Don’t look now, but the price of oil is falling yet again.

On Tuesday, the price of U.S. Crude oil hit $42.41 a barrel, the lowest level since April and a more than 15% decline from its 2016 high reached last month. The reason? Oil producers have taken the rise in prices during 2016 as an excuse to ramp up production again, with oil rig counts rising again of late, and overall U.S. Production rising last week for the third in a row.

It was a similar rig-count recovery last year that helped kill a rally in oil prices and sent them below $30 per barrel during the nadir of the market earlier this year. But the signs of weakness in the oil market may not just be causing headaches for commodity traders, according to analysis by Jim Bianco of Bianco Research. He argues that the price of oil is nearing a critical point that will start negatively affecting stock prices as well.

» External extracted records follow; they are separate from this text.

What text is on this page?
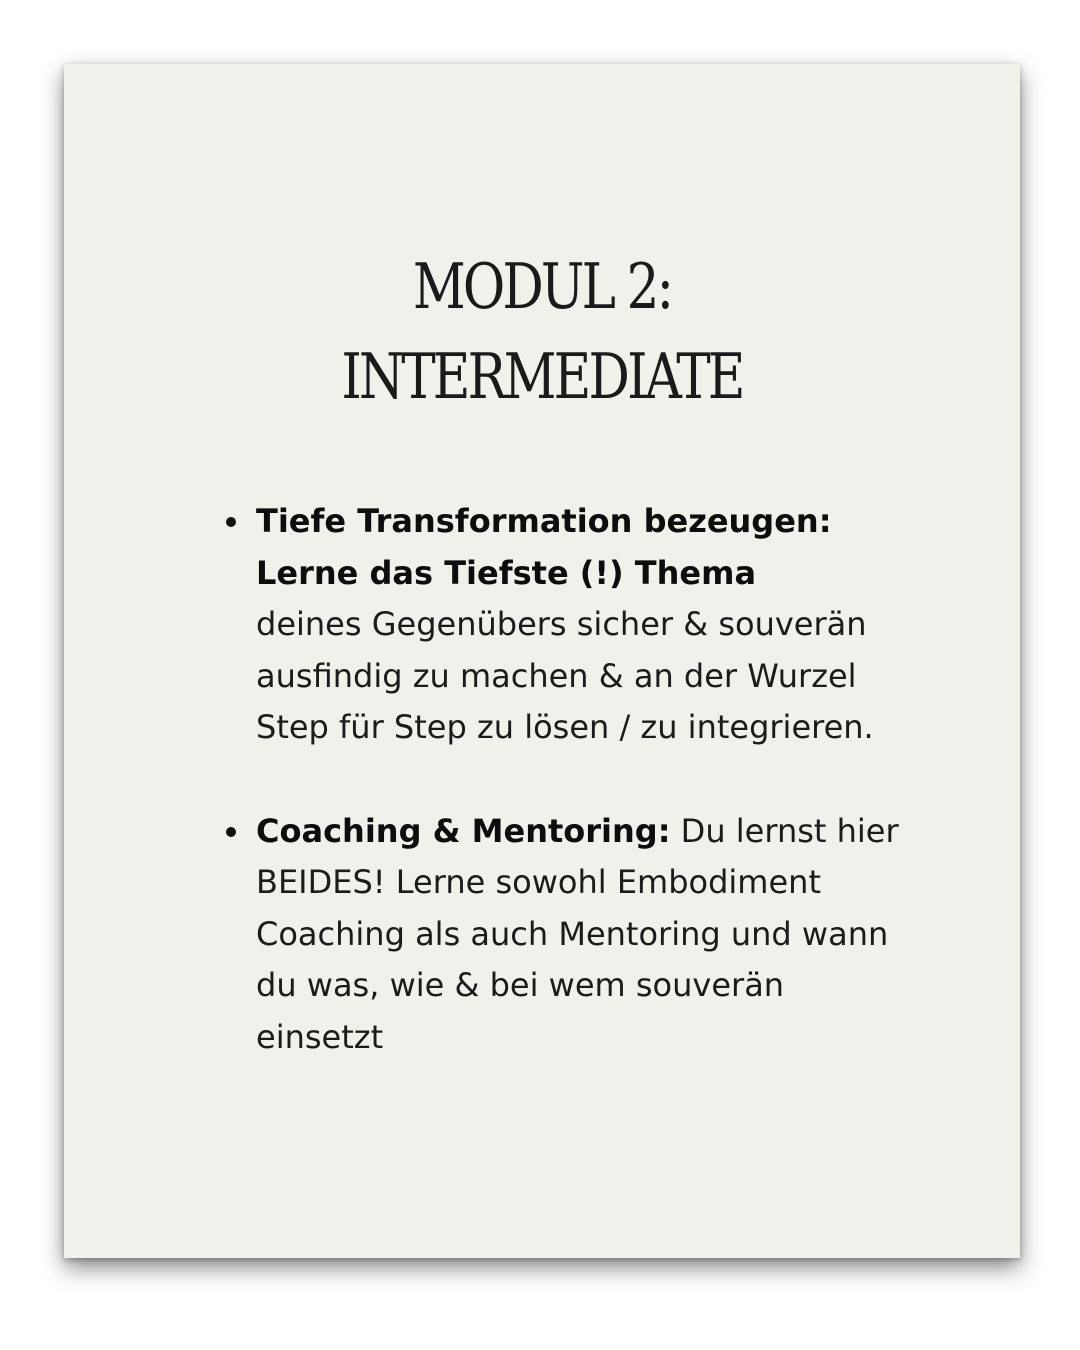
MODUL 2:
INTERMEDIATE
Tiefe Transformation bezeugen: Lerne das Tiefste (!) Thema
deines Gegenübers sicher & souverän ausfindig zu machen & an der Wurzel Step für Step zu lösen / zu integrieren.
Coaching & Mentoring: Du lernst hier BEIDES! Lerne sowohl Embodiment Coaching als auch Mentoring und wann du was, wie & bei wem souverän einsetzt
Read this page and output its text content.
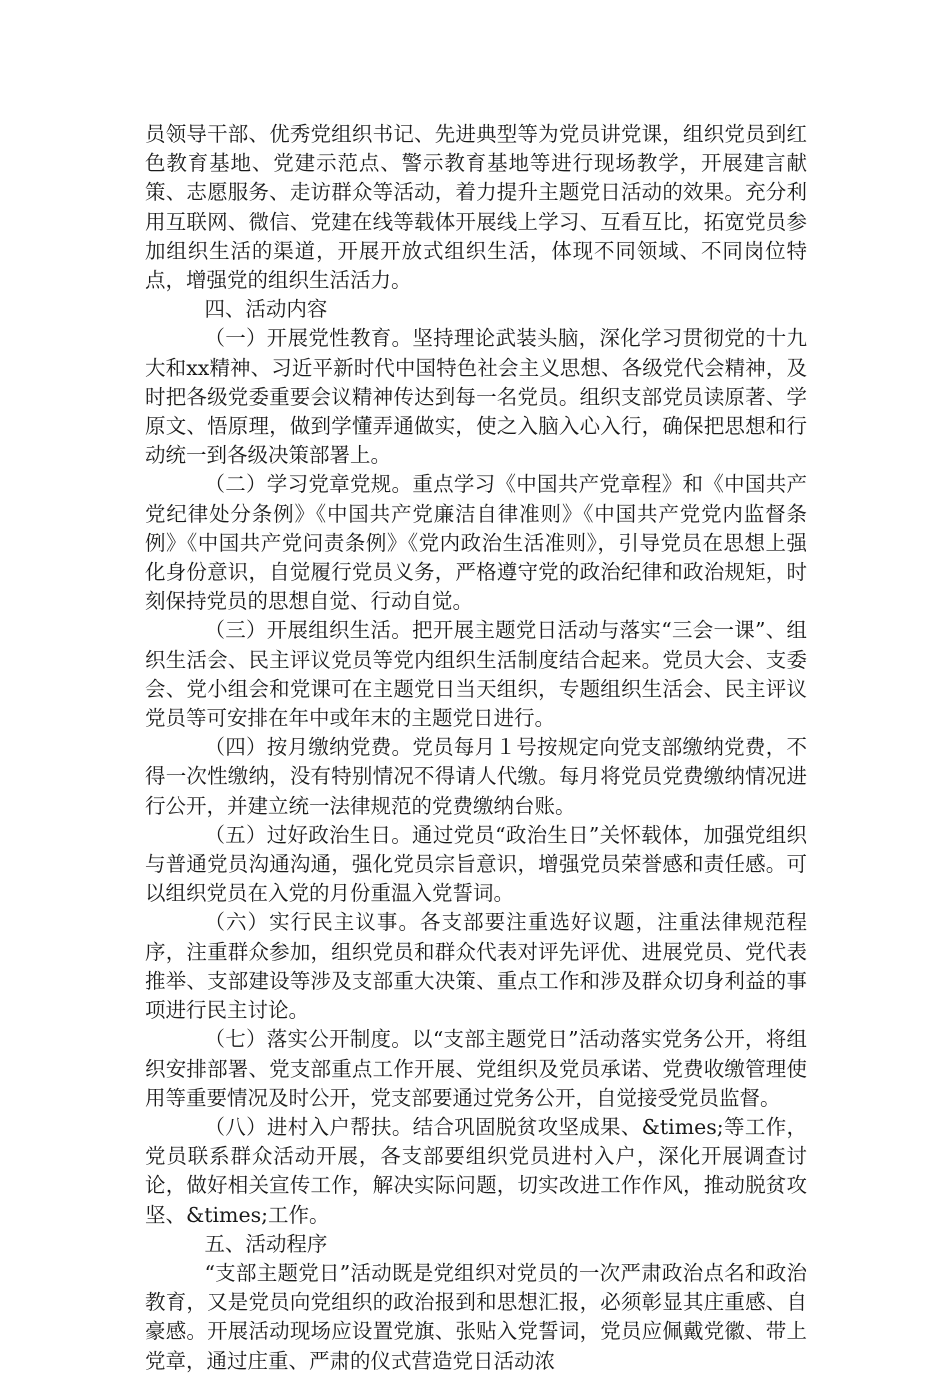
员领导干部、优秀党组织书记、先进典型等为党员讲党课，组织党员到红色教育基地、党建示范点、警示教育基地等进行现场教学，开展建言献策、志愿服务、走访群众等活动，着力提升主题党日活动的效果。充分利用互联网、微信、党建在线等载体开展线上学习、互看互比，拓宽党员参加组织生活的渠道，开展开放式组织生活，体现不同领域、不同岗位特点，增强党的组织生活活力。

四、活动内容

（一）开展党性教育。坚持理论武装头脑，深化学习贯彻党的十九大和xx精神、习近平新时代中国特色社会主义思想、各级党代会精神，及时把各级党委重要会议精神传达到每一名党员。组织支部党员读原著、学原文、悟原理，做到学懂弄通做实，使之入脑入心入行，确保把思想和行动统一到各级决策部署上。

（二）学习党章党规。重点学习《中国共产党章程》和《中国共产党纪律处分条例》《中国共产党廉洁自律准则》《中国共产党党内监督条例》《中国共产党问责条例》《党内政治生活准则》，引导党员在思想上强化身份意识，自觉履行党员义务，严格遵守党的政治纪律和政治规矩，时刻保持党员的思想自觉、行动自觉。

（三）开展组织生活。把开展主题党日活动与落实“三会一课”、组织生活会、民主评议党员等党内组织生活制度结合起来。党员大会、支委会、党小组会和党课可在主题党日当天组织，专题组织生活会、民主评议党员等可安排在年中或年末的主题党日进行。

（四）按月缴纳党费。党员每月１号按规定向党支部缴纳党费，不得一次性缴纳，没有特别情况不得请人代缴。每月将党员党费缴纳情况进行公开，并建立统一法律规范的党费缴纳台账。

（五）过好政治生日。通过党员“政治生日”关怀载体，加强党组织与普通党员沟通沟通，强化党员宗旨意识，增强党员荣誉感和责任感。可以组织党员在入党的月份重温入党誓词。

（六）实行民主议事。各支部要注重选好议题，注重法律规范程序，注重群众参加，组织党员和群众代表对评先评优、进展党员、党代表推举、支部建设等涉及支部重大决策、重点工作和涉及群众切身利益的事项进行民主讨论。

（七）落实公开制度。以“支部主题党日”活动落实党务公开，将组织安排部署、党支部重点工作开展、党组织及党员承诺、党费收缴管理使用等重要情况及时公开，党支部要通过党务公开，自觉接受党员监督。

（八）进村入户帮扶。结合巩固脱贫攻坚成果、&times;等工作，党员联系群众活动开展，各支部要组织党员进村入户，深化开展调查讨论，做好相关宣传工作，解决实际问题，切实改进工作作风，推动脱贫攻坚、&times;工作。

五、活动程序

“支部主题党日”活动既是党组织对党员的一次严肃政治点名和政治教育，又是党员向党组织的政治报到和思想汇报，必须彰显其庄重感、自豪感。开展活动现场应设置党旗、张贴入党誓词，党员应佩戴党徽、带上党章，通过庄重、严肃的仪式营造党日活动浓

Screen Shot 2016-07-26 at 2.30.41 PM

As you can see from the chart above, oil and stock prices were pretty heavily correlated during the early part of 2016, but otherwise are not.

Bianco says that it’s all about credit risk. “Oil prices below $35 lead to concerns of a credit event in the energy patch impairing banks and the overall market,” Bianco writes in a note to clients. “In these times the correlation between stocks and oil is high.” Once oil hits $40 per barrel, these credit fears begin to subside, and seem to evaporate completely at the $45 level.

Of course, cheap oil isn’t all or even mostly a bad thing. While the United States economy is more reliant on oil production today than a decade ago, as a result of the shale revolution, most Americans relationship to oil is a transportation expense. The JPMorgan Institute recently estimated that in 2015 the typical middle income family spent $480 less on gasoline in 2015 than in the year previous, of which the spent 58% and saved the rest.

But now that oil is back below that critical $45 level, there’s reason for the market to fear a wave of bankruptcies. After all, there have been more than 150 bankruptcies in the oil and gas exploration industry since the beginning of 2015, and traders may fear that if oil continues to fall that these bankruptcies will only continue to mount.